Description des derniers temps

(3) Le passé de notre monde ne fut donc que dissensions et conflits, parce qu’en ne sachant pas qu’il n’y a que la connaissance à conquérir sur la Terre et dans le ciel, l’homme s’est trompé de voie. Ce ne fut alors que guerres sur guerres suivies d’accalmies qui n’étaient que temps de préparation de guerre jusqu’à aujourd’hui où les guerres de religions, de conquêtes, d’intérêts, de frontières et de suprématie persistent, et sont la cause de massacres et de ravages toujours plus odieux dans le monde. Une nation s’élève contre une autre nation, et un royaume contre un royaume, comme cela était prédit. Ce qui montre que ce monde est véritablement à son terme.

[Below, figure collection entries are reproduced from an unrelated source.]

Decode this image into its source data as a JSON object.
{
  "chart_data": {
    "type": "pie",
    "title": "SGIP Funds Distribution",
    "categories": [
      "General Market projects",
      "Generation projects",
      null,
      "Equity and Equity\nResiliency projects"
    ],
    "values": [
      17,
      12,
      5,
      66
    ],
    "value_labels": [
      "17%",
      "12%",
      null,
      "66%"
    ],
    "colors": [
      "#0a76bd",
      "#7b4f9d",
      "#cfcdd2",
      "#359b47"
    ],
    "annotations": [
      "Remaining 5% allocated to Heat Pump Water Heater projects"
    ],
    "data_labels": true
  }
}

(4) Pour ceux qui ne possèdent pas les Écritures, voici encore, dans son ensemble cette fois, la description des temps de la fin qu’elles annoncent. Pour votre salut, tâchez de lire convenablement ce passage que vos pères n’ont jamais pu lire en deux mille ans :

Comme Jésus s’en allait, au sortir du temple (après qu’il eut enseigné la foule), ses disciples s’approchèrent pour lui en faire remarquer les constructions. Mais il leur dit : Voyez-vous tout cela ? Je vous le dis en vérité, il ne restera pas ici pierre sur pierre qui ne soit renversée (la démolition des édifices religieux).

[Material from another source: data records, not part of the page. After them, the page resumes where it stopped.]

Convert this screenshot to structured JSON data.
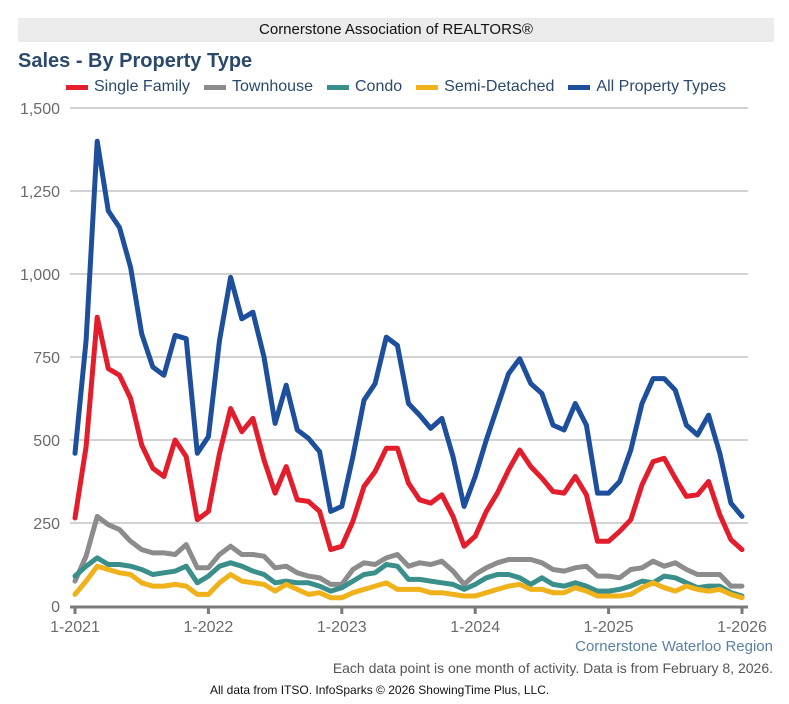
{
  "banner": "Cornerstone Association of REALTORS®",
  "region_label": "Cornerstone Waterloo Region",
  "note": "Each data point is one month of activity. Data is from February 8, 2026.",
  "credit": "All data from ITSO. InfoSparks © 2026 ShowingTime Plus, LLC.",
  "chart_data": {
    "type": "line",
    "title": "Sales - By Property Type",
    "xlabel": "",
    "ylabel": "",
    "ylim": [
      0,
      1500
    ],
    "yticks": [
      0,
      250,
      500,
      750,
      1000,
      1250,
      1500
    ],
    "ytick_labels": [
      "0",
      "250",
      "500",
      "750",
      "1,000",
      "1,250",
      "1,500"
    ],
    "xtick_labels": [
      "1-2021",
      "1-2022",
      "1-2023",
      "1-2024",
      "1-2025",
      "1-2026"
    ],
    "x_start": "1-2021",
    "x_end": "1-2026",
    "grid": true,
    "legend_position": "top",
    "series": [
      {
        "name": "Single Family",
        "color": "#e31d2b",
        "values": [
          265,
          480,
          870,
          715,
          695,
          625,
          485,
          415,
          390,
          500,
          450,
          260,
          285,
          460,
          595,
          525,
          565,
          440,
          340,
          420,
          320,
          315,
          285,
          170,
          180,
          255,
          360,
          405,
          475,
          475,
          370,
          320,
          310,
          335,
          270,
          180,
          210,
          285,
          340,
          410,
          470,
          420,
          385,
          345,
          340,
          390,
          335,
          195,
          195,
          225,
          260,
          365,
          435,
          445,
          385,
          330,
          335,
          375,
          275,
          200,
          170
        ]
      },
      {
        "name": "Townhouse",
        "color": "#8c8c8c",
        "values": [
          75,
          150,
          270,
          245,
          230,
          195,
          170,
          160,
          160,
          155,
          185,
          115,
          115,
          155,
          180,
          155,
          155,
          150,
          115,
          120,
          100,
          90,
          85,
          65,
          65,
          110,
          130,
          125,
          145,
          155,
          120,
          130,
          125,
          135,
          105,
          65,
          95,
          115,
          130,
          140,
          140,
          140,
          130,
          110,
          105,
          115,
          120,
          90,
          90,
          85,
          110,
          115,
          135,
          120,
          130,
          110,
          95,
          95,
          95,
          60,
          60
        ]
      },
      {
        "name": "Condo",
        "color": "#3a8f8b",
        "values": [
          90,
          120,
          145,
          125,
          125,
          120,
          110,
          95,
          100,
          105,
          120,
          70,
          90,
          120,
          130,
          120,
          105,
          95,
          70,
          75,
          70,
          70,
          60,
          45,
          55,
          75,
          95,
          100,
          125,
          120,
          80,
          80,
          75,
          70,
          65,
          50,
          65,
          85,
          95,
          95,
          85,
          65,
          85,
          65,
          60,
          70,
          60,
          45,
          45,
          50,
          60,
          75,
          70,
          90,
          85,
          70,
          55,
          60,
          60,
          40,
          30
        ]
      },
      {
        "name": "Semi-Detached",
        "color": "#f0b21b",
        "values": [
          35,
          75,
          120,
          110,
          100,
          95,
          70,
          60,
          60,
          65,
          60,
          35,
          35,
          70,
          95,
          75,
          70,
          65,
          45,
          65,
          50,
          35,
          40,
          25,
          25,
          40,
          50,
          60,
          70,
          50,
          50,
          50,
          40,
          40,
          35,
          30,
          30,
          40,
          50,
          60,
          65,
          50,
          50,
          40,
          40,
          55,
          45,
          30,
          30,
          30,
          35,
          55,
          70,
          55,
          45,
          60,
          50,
          45,
          50,
          35,
          25
        ]
      },
      {
        "name": "All Property Types",
        "color": "#1d4f9c",
        "values": [
          460,
          800,
          1400,
          1190,
          1140,
          1020,
          820,
          720,
          695,
          815,
          805,
          460,
          510,
          800,
          990,
          865,
          885,
          750,
          550,
          665,
          530,
          505,
          465,
          285,
          300,
          450,
          620,
          670,
          810,
          785,
          610,
          575,
          535,
          565,
          450,
          300,
          390,
          500,
          600,
          700,
          745,
          670,
          640,
          545,
          530,
          610,
          545,
          340,
          340,
          375,
          470,
          610,
          685,
          685,
          650,
          545,
          515,
          575,
          460,
          310,
          270
        ]
      }
    ]
  }
}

Il s’assit sur la montagne des oliviers (les deux oliviers : Moïse et Élie). Et les disciples vinrent en particulier lui faire cette question : Dis-nous quand cela arrivera-t-il, et quel sera le signe de ton avènement et de la fin du monde ?
Jésus leur répondit : Prenez garde que personne ne vous séduise. Car plusieurs viendront sous mon nom, disant : C’est moi qui suis le Christ. Et ils séduiront beaucoup de gens (c’est ce que font les chefs de sectes). Vous entendrez parler de guerres et de bruits de guerres : gardez-vous d’être troublés, car il faut que ces choses arrivent. Mais ce ne sera pas encore la fin. Une nation s’élèvera contre une nation, et un royaume contre un royaume (comme cela se produit aujourd’hui), et il y aura en divers lieux des famines et des tremblements de terre. Tout cela ne sera que le commencement des douleurs.
Alors, on vous livrera aux tourments, et on vous fera mourir ; et vous serez haïs de toutes les nations, à cause de mon nom (en raison du livre de vie). Alors aussi plusieurs succomberont, et ils se trahiront, se haïront les uns les autres. Plusieurs faux prophètes s’élèveront, et ils séduiront beaucoup de gens. Et, parce que l’iniquité se sera accrue, la charité du plus grand nombre se refroidira. Mais celui qui persévérera jusqu’à la fin sera sauvé. Cette bonne nouvelle du royaume sera prêchée dans le monde entier, pour servir de témoignage à toutes les nations. Alors viendra la fin.
C’est pourquoi, lorsque vous verrez l’abomination de la désolation, dont a parlé le prophète Daniel, établie en lieux saints, – que celui qui lit fasse attention ! – Alors, que ceux qui seront en Judée (signifiant la plaine) fuient dans les montagnes ; que celui qui sera sur le toit (élevé) ne descende pas prendre ce qui est dans sa maison ; et que celui qui sera dans les champs (de la connaissance) ne retourne pas en arrière pour prendre son manteau (exclure les prétextes pour ne pas revenir en arrière). Malheur aux femmes qui seront enceintes et à celles qui allaiteront en ces jours-là ! Priez pour que votre fuite (dans les montagnes) n’arrive pas en hiver, ni un jour de sabbat (où tout le monde sommeille). Car alors, la détresse sera si grande qu’il n’y en a point eu de pareille depuis le commencement du monde jusqu’à présent, et qu’il n’y en aura jamais (promesse de Dieu à Noé). Et, si ces jours n’étaient abrégés, personne ne serait sauvé ; mais, à cause des élus, ces jours seront abrégés.
Si quelqu’un vous dit alors : Le Christ est ici, ou : Il est là, (avant qu’il n’arrive) ne le croyez pas. Car il s’élèvera de faux christs et de faux prophètes ; ils feront de grands prodiges et des miracles, au point de séduire, s’il était possible, même les élus. Voici, je vous l’ai annoncé d’avance. Si donc on vous dit : Voici, il (le Fils) est dans le désert, n’y allez pas ; voici, il est dans les chambres (où siègent les grands), ne le croyez pas. Car, comme l’éclair part de l’orient et se montre jusqu’en occident, ainsi sera l’avènement du Fils de l’homme (la nouvelle se répandra aussi vite que la foudre).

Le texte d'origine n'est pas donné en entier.